Darling,  I started to write to you last night by saying that there was nothing whatever to write about & after pondering a while I came to the conclusion that there really was nothing so I gave it up as a bad job.  I’m not much better off for news tonight.

Pay day today & I was expecting quite a lot as they owe me subsistence @ 90 cents a day for the last 8 days but I didn’t get it.  I stopped behind & interviewed the pay clerk who knew nothing about it.  Now I’ll have to start seeing serjeants & officers & I suppose I shall eventually get it.  If I don’t I shall take to feeding in camp for awhile & as that is some way away from the stables I shall get very little work done with the team & that won’t suit them very well.
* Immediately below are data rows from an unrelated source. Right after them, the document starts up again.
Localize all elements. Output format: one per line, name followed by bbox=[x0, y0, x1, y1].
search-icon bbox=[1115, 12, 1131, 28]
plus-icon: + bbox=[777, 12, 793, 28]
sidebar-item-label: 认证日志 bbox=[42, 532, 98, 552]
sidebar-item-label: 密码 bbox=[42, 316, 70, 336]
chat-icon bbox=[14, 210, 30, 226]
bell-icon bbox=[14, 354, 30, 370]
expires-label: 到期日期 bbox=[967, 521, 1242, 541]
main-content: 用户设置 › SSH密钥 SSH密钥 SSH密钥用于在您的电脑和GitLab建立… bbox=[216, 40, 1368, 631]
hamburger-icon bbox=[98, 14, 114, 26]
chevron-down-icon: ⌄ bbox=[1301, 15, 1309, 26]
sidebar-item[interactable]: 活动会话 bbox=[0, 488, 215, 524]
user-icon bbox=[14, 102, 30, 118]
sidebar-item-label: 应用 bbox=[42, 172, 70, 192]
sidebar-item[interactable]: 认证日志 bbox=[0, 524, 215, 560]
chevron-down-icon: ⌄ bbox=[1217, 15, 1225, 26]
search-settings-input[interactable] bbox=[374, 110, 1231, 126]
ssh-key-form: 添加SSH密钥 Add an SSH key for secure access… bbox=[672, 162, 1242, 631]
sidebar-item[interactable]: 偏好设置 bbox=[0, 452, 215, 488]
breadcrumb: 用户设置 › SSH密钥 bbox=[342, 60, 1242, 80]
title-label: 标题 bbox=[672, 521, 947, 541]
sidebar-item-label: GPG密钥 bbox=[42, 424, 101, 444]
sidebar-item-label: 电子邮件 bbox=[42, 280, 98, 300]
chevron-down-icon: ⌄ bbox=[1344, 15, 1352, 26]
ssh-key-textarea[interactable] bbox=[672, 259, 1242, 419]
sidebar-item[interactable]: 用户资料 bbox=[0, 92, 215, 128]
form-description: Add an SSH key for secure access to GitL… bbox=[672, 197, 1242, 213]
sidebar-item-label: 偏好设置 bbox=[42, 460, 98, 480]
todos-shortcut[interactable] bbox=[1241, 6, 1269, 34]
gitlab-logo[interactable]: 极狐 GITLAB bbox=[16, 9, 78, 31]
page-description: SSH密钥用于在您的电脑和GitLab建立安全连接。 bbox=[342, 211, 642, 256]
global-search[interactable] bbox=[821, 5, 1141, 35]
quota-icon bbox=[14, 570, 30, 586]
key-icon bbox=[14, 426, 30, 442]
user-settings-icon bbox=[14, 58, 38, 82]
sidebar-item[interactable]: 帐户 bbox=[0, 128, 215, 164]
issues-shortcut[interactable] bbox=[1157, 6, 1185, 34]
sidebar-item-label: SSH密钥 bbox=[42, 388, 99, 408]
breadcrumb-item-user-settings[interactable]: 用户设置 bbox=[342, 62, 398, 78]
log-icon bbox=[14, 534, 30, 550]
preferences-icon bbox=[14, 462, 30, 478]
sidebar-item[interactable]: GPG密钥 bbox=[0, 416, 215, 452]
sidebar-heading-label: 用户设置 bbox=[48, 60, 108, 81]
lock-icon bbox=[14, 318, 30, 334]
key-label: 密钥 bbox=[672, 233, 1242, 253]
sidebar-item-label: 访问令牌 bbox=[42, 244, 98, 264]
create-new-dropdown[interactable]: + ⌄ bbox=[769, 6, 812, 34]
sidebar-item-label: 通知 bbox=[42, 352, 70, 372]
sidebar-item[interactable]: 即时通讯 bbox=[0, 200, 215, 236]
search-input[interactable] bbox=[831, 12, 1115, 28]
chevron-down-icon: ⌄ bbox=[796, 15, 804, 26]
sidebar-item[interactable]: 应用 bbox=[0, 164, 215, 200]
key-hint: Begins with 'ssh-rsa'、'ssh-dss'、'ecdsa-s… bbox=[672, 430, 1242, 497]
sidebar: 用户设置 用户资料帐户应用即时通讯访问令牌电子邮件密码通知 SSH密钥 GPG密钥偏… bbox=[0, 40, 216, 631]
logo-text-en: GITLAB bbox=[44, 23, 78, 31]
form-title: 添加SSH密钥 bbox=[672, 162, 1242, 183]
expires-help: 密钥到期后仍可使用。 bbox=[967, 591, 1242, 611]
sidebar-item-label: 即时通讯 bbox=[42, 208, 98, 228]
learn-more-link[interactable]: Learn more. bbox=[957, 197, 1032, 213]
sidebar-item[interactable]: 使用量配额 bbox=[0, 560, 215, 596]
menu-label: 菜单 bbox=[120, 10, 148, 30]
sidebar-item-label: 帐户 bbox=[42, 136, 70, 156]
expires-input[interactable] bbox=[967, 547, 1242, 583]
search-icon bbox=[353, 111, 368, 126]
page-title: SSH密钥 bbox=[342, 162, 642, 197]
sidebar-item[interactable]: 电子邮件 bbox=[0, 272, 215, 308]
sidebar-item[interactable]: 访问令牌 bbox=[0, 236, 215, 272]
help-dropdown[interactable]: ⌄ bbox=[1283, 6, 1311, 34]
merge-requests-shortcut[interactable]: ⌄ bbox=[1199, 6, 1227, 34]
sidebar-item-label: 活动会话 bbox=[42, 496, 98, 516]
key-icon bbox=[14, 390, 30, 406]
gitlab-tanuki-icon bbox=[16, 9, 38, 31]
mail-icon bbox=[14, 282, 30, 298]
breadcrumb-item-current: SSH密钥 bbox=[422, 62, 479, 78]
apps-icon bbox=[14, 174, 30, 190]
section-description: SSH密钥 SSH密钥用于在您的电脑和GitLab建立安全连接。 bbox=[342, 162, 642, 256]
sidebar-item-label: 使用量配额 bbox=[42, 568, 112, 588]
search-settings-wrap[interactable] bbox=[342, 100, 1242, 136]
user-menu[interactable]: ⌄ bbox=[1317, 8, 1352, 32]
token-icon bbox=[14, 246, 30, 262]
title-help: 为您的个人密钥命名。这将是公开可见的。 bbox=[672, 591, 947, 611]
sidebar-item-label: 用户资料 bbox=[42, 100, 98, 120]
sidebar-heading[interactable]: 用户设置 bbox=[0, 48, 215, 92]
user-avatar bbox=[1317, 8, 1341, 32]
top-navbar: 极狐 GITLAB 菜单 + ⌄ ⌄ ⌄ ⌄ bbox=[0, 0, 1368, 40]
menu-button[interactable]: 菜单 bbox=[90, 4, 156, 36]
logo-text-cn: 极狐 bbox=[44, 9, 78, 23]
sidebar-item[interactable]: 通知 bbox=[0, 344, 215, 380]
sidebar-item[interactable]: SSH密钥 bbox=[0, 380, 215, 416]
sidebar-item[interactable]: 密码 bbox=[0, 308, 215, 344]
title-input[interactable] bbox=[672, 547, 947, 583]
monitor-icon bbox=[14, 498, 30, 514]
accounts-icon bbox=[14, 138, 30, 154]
Do you remember when I used to boast about being an apostle of Efficiency, weel if I stay in the R. A. F. very long I shall have forgotten what the word means.  You needn’t tell your friends this but really if we ran the ranch on the same principal [sic] I’d want about 6 hired men & you’d want at least 5 helps & then the result wouldn’t be as good as you & I doing things for ourselves in the right way.  The result is all right of course for they are turning out huge numbers of good pilots & I see in the papers lately that the R. A. F. is really helping to win the war & it looks as if we really had got the Huns beaten in the air.

Barty tells me that Simeon is back again looking very fit & nobody seems to know if he has his discharge or not.

This is a poor letter but the best I can do.  My letter writing seems to go in fits & starts.  Last week I was writing a great long letter nearly every day but the last 2 or 3 days the fount of inspiration has dried up.  Never mind, here’s some extra love to make up.

your Robin.

I wrote to Auntie last night.  Good for me!!!